What will the vet do?

Simple tests for the vet involve aspirating some mucus from around the choana (the slot in the roof of the mouth) and throat area. With respiratory infection inflammatory material will drain through the slot into the mouth or be coughed up into the throat from an inflamed windpipe lining. Microscopic examination of this mucus by the vet, under the microscope will often (but not always) reveal inflammatory cells and bacterial infection. Several birds should be tested so that the results can be extrapolated for the whole team. A drop of blood can also be drawn to accurately check for Chlamydia (as outlined in an earlier article). If the throat test and Chlamydia blood test are negative the birds probably don’t have a respiratory infection. If there is some doubt a variety of further tests are available such as culturing the bacteria from the throat (to see if disease causing ones are there), doing a white cell count on a blood sample (it will be high if there is an infection), taking an x-ray (airsac infection can be seen) or drastically ,sometimes autopsying a bird. Although these further tests are available, they are expensive, take time, are not routinely done and reserved for the more difficult or unusual cases. Usually a throat swab (which takes about 5 minutes) and a Chlamydia test (which takes about 4 hours) is all that is required. I strongly urge fanciers to have these regularly done through racing. The hope is that regular checks will detect the problem before it has done much harm, bad races are experienced and good birds are lost.

 

I note that many fanciers often associate panting with a respiratory infection. Certainly birds with a respiratory infection are more inclined to pant, particularly after moderate exercise. It should be remembered however that virtually all diseases sap energy and predispose to fatigue and panting. I find sneezing a much more reliable indicator of respiratory infection. Sneezing is a direct indicator of sinus irritation. The best time to assess this is just before dark. Stand quietly in front of the loft as the birds are settling and listen for sneezing. More than 3 sneezes in 5 minutes from 100 birds is suggestive of the problem. Also note that not all birds with nasal discharge will have a respiratory infection. When birds are exercised in cold weather the warm exhaled breath will condense on the cold outer surface of the beak often to the point where fluid will drip from the end of the beak.

 

Medication

Respiratory infections are treated with antibiotics.

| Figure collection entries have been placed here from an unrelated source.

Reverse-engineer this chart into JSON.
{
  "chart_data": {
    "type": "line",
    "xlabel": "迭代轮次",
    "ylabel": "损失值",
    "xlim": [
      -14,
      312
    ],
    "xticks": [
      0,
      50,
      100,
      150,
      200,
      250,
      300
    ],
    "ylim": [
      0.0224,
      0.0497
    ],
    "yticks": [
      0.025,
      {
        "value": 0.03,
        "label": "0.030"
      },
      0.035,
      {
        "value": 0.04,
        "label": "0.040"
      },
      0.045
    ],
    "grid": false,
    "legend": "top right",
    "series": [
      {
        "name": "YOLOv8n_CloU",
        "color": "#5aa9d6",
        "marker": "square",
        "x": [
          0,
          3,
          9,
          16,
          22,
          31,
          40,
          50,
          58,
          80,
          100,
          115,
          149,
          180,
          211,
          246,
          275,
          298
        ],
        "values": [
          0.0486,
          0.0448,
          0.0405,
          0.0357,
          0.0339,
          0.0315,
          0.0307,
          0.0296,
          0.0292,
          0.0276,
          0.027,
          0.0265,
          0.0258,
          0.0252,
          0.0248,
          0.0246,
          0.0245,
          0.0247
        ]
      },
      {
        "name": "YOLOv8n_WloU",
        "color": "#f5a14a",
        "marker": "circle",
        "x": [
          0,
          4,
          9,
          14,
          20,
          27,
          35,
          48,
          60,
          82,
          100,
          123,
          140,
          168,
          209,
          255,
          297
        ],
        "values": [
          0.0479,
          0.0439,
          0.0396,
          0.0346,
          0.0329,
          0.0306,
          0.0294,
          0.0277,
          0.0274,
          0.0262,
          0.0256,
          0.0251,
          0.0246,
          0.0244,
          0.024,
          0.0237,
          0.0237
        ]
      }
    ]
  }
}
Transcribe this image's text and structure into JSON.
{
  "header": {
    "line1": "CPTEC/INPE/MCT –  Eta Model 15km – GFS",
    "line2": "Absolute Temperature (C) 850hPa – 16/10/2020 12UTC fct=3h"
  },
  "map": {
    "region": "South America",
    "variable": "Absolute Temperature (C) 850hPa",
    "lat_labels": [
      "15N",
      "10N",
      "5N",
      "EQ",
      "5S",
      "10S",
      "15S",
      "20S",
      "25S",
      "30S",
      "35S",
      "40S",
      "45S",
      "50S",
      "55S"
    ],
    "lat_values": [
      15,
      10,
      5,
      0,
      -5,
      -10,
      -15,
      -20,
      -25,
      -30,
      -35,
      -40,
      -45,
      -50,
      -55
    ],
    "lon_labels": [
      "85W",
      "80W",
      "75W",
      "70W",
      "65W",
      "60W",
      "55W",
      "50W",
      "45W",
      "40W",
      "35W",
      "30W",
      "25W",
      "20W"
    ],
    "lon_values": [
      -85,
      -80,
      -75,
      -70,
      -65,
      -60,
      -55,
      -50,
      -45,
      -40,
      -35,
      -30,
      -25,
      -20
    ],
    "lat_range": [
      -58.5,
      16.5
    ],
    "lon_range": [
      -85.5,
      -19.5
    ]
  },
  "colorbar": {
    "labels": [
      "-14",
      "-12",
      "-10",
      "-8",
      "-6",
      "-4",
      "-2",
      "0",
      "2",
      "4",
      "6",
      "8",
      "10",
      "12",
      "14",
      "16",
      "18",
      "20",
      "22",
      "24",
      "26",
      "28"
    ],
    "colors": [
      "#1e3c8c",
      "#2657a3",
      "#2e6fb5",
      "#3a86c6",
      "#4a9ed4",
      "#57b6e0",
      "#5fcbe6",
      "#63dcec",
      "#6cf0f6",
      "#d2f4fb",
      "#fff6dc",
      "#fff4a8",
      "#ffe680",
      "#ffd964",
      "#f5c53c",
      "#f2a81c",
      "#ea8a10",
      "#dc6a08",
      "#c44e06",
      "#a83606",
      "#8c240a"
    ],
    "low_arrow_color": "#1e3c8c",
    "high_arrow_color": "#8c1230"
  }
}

No one wants to give their birds antibiotics unless it is really necessary and we certainly don’t want to give antibiotics (or any drug for that matter) that would put the team off form. Most antibiotic preparations available to treat respiratory infection are blends of doxycycline, tylosin and spiramycin (also called suanovil). Doxycycline is the antibiotic of choice for Chlamydia, tylosin is the antibiotic of choice for mycoplasma and spiramycin is commonly used to treat secondary bacterial infection. At my clinic we supply all of these antibiotics in various combinations. “D” is straight doxycycline, “D-T” is a blend of doxycycline and tylosin, “R” is doxycycline and spiramycin and “TV” is a triple blend of doxycycline, tylosin and spiramycin. Which one is actually prescribed depends on the nature of the problem in the loft. Treatment courses are usually 3-7 days and we always recommend that a follow up treatment of a concentrated multistrain avian origin probiotic such as “Probac” is given. This is because all antibiotics cause some disruption of the normal bowel bacteria. These will reestablish in a few days once treatment is withdrawn but of course during racing we want the birds back in form as quickly as possible. Giving “Probac” floods the bowel with good bacteria and reestablishes the normal population promptly.

 

Prompt diagnosis and treatment can often result in a rapid response and quick recover. A delay in effective treatment means that race form and fitness is lost. This means that not only does the respiratory infection have to be brought under control but then fitness be reestablished. The more advanced the respiratory infection is at the start of treatment then the longer it will take to respond. Once the infection is resolves, fitness can then be reestablished, usually within 2-3 weeks.